I had just parked my bike at Giant Eagle and was beginning a short walk around the block to call my friend who needed to talk to me about her irritating boss. I had a couple of minutes before I had to relieve Megan, our sitter. As I looked down at my phone to dial my friend’s number, a text message popped up from Megan.
“She’s riding!” is all it said with a video attached.
I opened it up with much anticipation, and there she was. My 6 year-old girl on her new two-wheel, no training wheels bike gingerly riding up our street. Without hesitation, the tears formed in my eyes and began to fall. Memories flooded my mind… Maria as a newborn in her bouncy seat sleeping in the sun; Maria at age 1 holding on to the edge of the sofa as she felt those chunky gorgeous thighs moving across the floor; Maria at age 2 clinging on to me as people tried to hold her; Maria at age 3 eating spaghetti and meatballs with a full red-sauced face; Maria at age 4 playing dress-up with her pre-school friends; Maria at age 5 entering kindergarten and already seeming so grown up.
And now look at her – she is practically an adult riding that bike so well down the street. It all started late last week when she got an invitation from her friend, Riley to attend her birthday party at a local park. The picture on the birthday card showed Riley riding a two-wheeled bike. The invitation stated “Come ride your bike with Riley around the park!” Maria looked down at the floor and walked away as I read the invite.
“What’s wrong, baby?” I asked her.
“I can’t ride a two-wheeled bike, mom. They will make fun of me if I have a bike with training wheels.”
I explained to her that she is good at lots of things and although some friends may be able to ride a two-wheeled bike, they can’t do certain things as well as she is able do them. Everyone has their strengths and their challenges. Biking on a two-wheeled bike was her challenge at this time. She seemed to get it and started to name things that she did well – rock climbing, taking care of babies, artwork. She had tried to ride her friend’s bike a few weeks ago and it was a challenge to say the least. She just did not seem to have that innate ability to balance. I had read in the magazines about starting your child off on a bike with no wheels so they have to balance back and forth as they go down the sidewalk but Maria has had her training wheel princess bike since the age of 3 and has always done great with it so we never rocked the boat with a no pedal bike.

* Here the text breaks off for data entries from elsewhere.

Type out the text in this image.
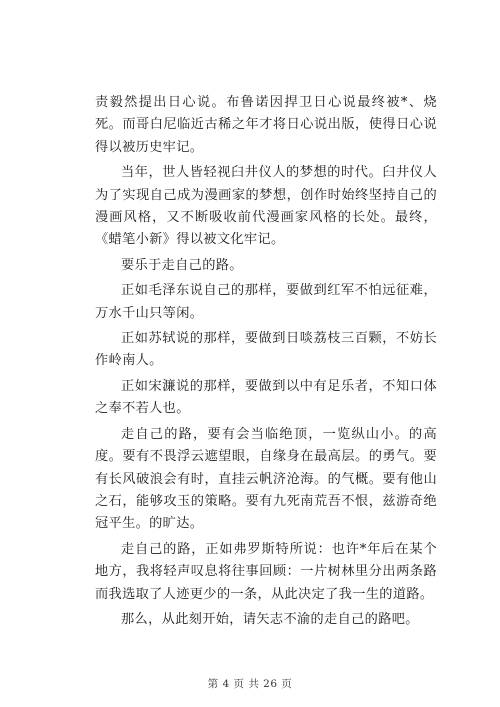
责毅然提出日心说。布鲁诺因捍卫日心说最终被*、烧死。而哥白尼临近古稀之年才将日心说出版，使得日心说得以被历史牢记。

当年，世人皆轻视臼井仪人的梦想的时代。臼井仪人为了实现自己成为漫画家的梦想，创作时始终坚持自己的漫画风格，又不断吸收前代漫画家风格的长处。最终，《蜡笔小新》得以被文化牢记。

要乐于走自己的路。

正如毛泽东说自己的那样，要做到红军不怕远征难，万水千山只等闲。

正如苏轼说的那样，要做到日啖荔枝三百颗，不妨长作岭南人。

正如宋濂说的那样，要做到以中有足乐者，不知口体之奉不若人也。

走自己的路，要有会当临绝顶，一览纵山小。的高度。要有不畏浮云遮望眼，自缘身在最高层。的勇气。要有长风破浪会有时，直挂云帆济沧海。的气概。要有他山之石，能够攻玉的策略。要有九死南荒吾不恨，兹游奇绝冠平生。的旷达。

走自己的路，正如弗罗斯特所说：也许*年后在某个地方，我将轻声叹息将往事回顾：一片树林里分出两条路而我选取了人迹更少的一条，从此决定了我一生的道路。

那么，从此刻开始，请矢志不渝的走自己的路吧。

第 4 页 共 26 页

Another factor is that my baby girl is not naturally athletic. She struggles to hit the baseball or strike a golf ball or hop on one leg and then the next. I worried that she would not easily pick up the skill of riding a two-wheeled bike because of that fact. But what Maria lacks in natural athleticism, she makes up for in will. She tries anything (i.e., scaling a hand-made boulder at the summer festival and ringing the bell at the top) and she continues to try even if she fails the first time (it took her a few tries to get to the top of the boulder and ring that bell). As much as her strong-willed personality can get on my nerves (i.e., refusing to brush her hair), I thank the stars for it.

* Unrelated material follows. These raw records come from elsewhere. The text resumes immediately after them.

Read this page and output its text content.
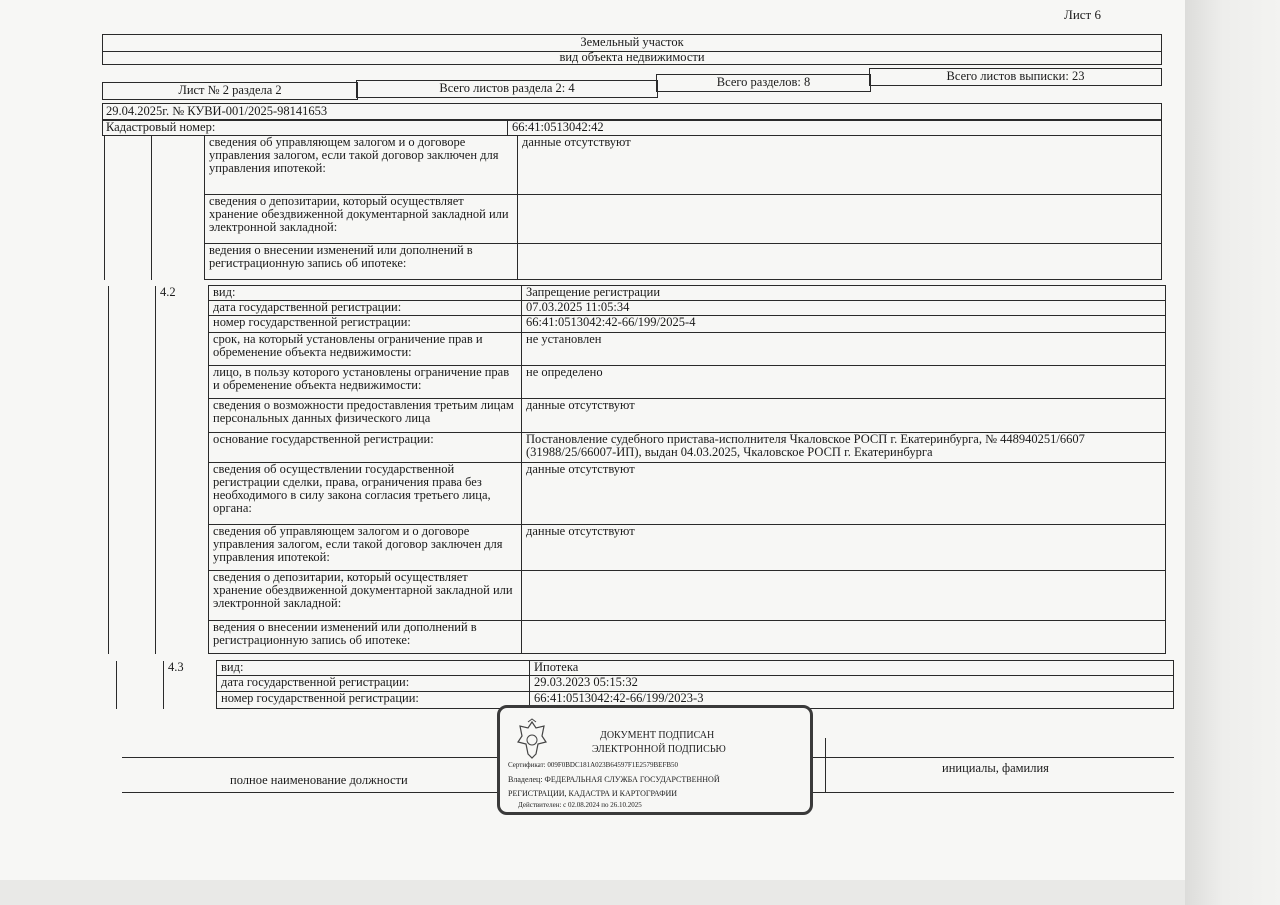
Лист 6
Земельный участок
вид объекта недвижимости
Лист № 2 раздела 2	Всего листов раздела 2: 4	Всего разделов: 8	Всего листов выписки: 23
29.04.2025г. № КУВИ-001/2025-98141653
Кадастровый номер:	66:41:0513042:42
		сведения об управляющем залогом и о договоре управления залогом, если такой договор заключен для управления ипотекой:	данные отсутствуют
		сведения о депозитарии, который осуществляет хранение обездвиженной документарной закладной или электронной закладной:	
		ведения о внесении изменений или дополнений в регистрационную запись об ипотеке:	
	4.2	вид:	Запрещение регистрации
		дата государственной регистрации:	07.03.2025 11:05:34
		номер государственной регистрации:	66:41:0513042:42-66/199/2025-4
		срок, на который установлены ограничение прав и обременение объекта недвижимости:	не установлен
		лицо, в пользу которого установлены ограничение прав и обременение объекта недвижимости:	не определено
		сведения о возможности предоставления третьим лицам персональных данных физического лица	данные отсутствуют
		основание государственной регистрации:	Постановление судебного пристава-исполнителя Чкаловское РОСП г. Екатеринбурга, № 448940251/6607 (31988/25/66007-ИП), выдан 04.03.2025, Чкаловское РОСП г. Екатеринбурга
		сведения об осуществлении государственной регистрации сделки, права, ограничения права без необходимого в силу закона согласия третьего лица, органа:	данные отсутствуют
		сведения об управляющем залогом и о договоре управления залогом, если такой договор заключен для управления ипотекой:	данные отсутствуют
		сведения о депозитарии, который осуществляет хранение обездвиженной документарной закладной или электронной закладной:	
		ведения о внесении изменений или дополнений в регистрационную запись об ипотеке:	
	4.3	вид:	Ипотека
		дата государственной регистрации:	29.03.2023 05:15:32
		номер государственной регистрации:	66:41:0513042:42-66/199/2023-3
полное наименование должности
инициалы, фамилия
ДОКУМЕНТ ПОДПИСАН
ЭЛЕКТРОННОЙ ПОДПИСЬЮ
Сертификат: 009F0BDC181A023B64597F1E2579BEFB50
Владелец: ФЕДЕРАЛЬНАЯ СЛУЖБА ГОСУДАРСТВЕННОЙ РЕГИСТРАЦИИ, КАДАСТРА И КАРТОГРАФИИ
Действителен: с 02.08.2024 по 26.10.2025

I scoped out bikes on Tuesday morning at the local used goods store and found a 20 inch one. We had tried that size before and found that it was just a tad bit too big for her. Her 16 inch bike, however, is way too small for her (her poor knees stick out on both sides like ears). We really need an 18 inch bike but they are hard to find. I wanted Maria to try the bike out before I bought it so I asked our insanely awesome babysitter, Megan, to take her down to the used goods store after school and buy it if she looked like she could at least begin to try to ride it. Of course Maria liked it (I knew she would – it could have been black and had skulls all over it and she would have liked it because it was something new). Mario also found a bike that was red with black flames. He needed a bike, too and his was half off so I approved for Megan to buy them both.
I texted Megan later that afternoon and kiddingly asked “Is Maria riding on her own yet?” Megan texted back “Haha, she is trying….” Two days later, here she is riding on her own. She still needs help starting up because the bike is too big for her to swing her foot over and start to peddle. She also continues to work on braking and dismounting. She frequently stops pedaling and takes a leap off the bike into the grass but if she concentrates enough, she can brake and then get her leg over the bike quick enough to have a fairly graceful dismount. I am amazed at her progress. I can’t imagine what I will be like when she wins the Science Fair or places in the swim meet or gets an A+ on an English essay.
Thank you for the gift you gave me tonight, Maria. You are one strong, willful girl and you rock it out. Your mama is so proud.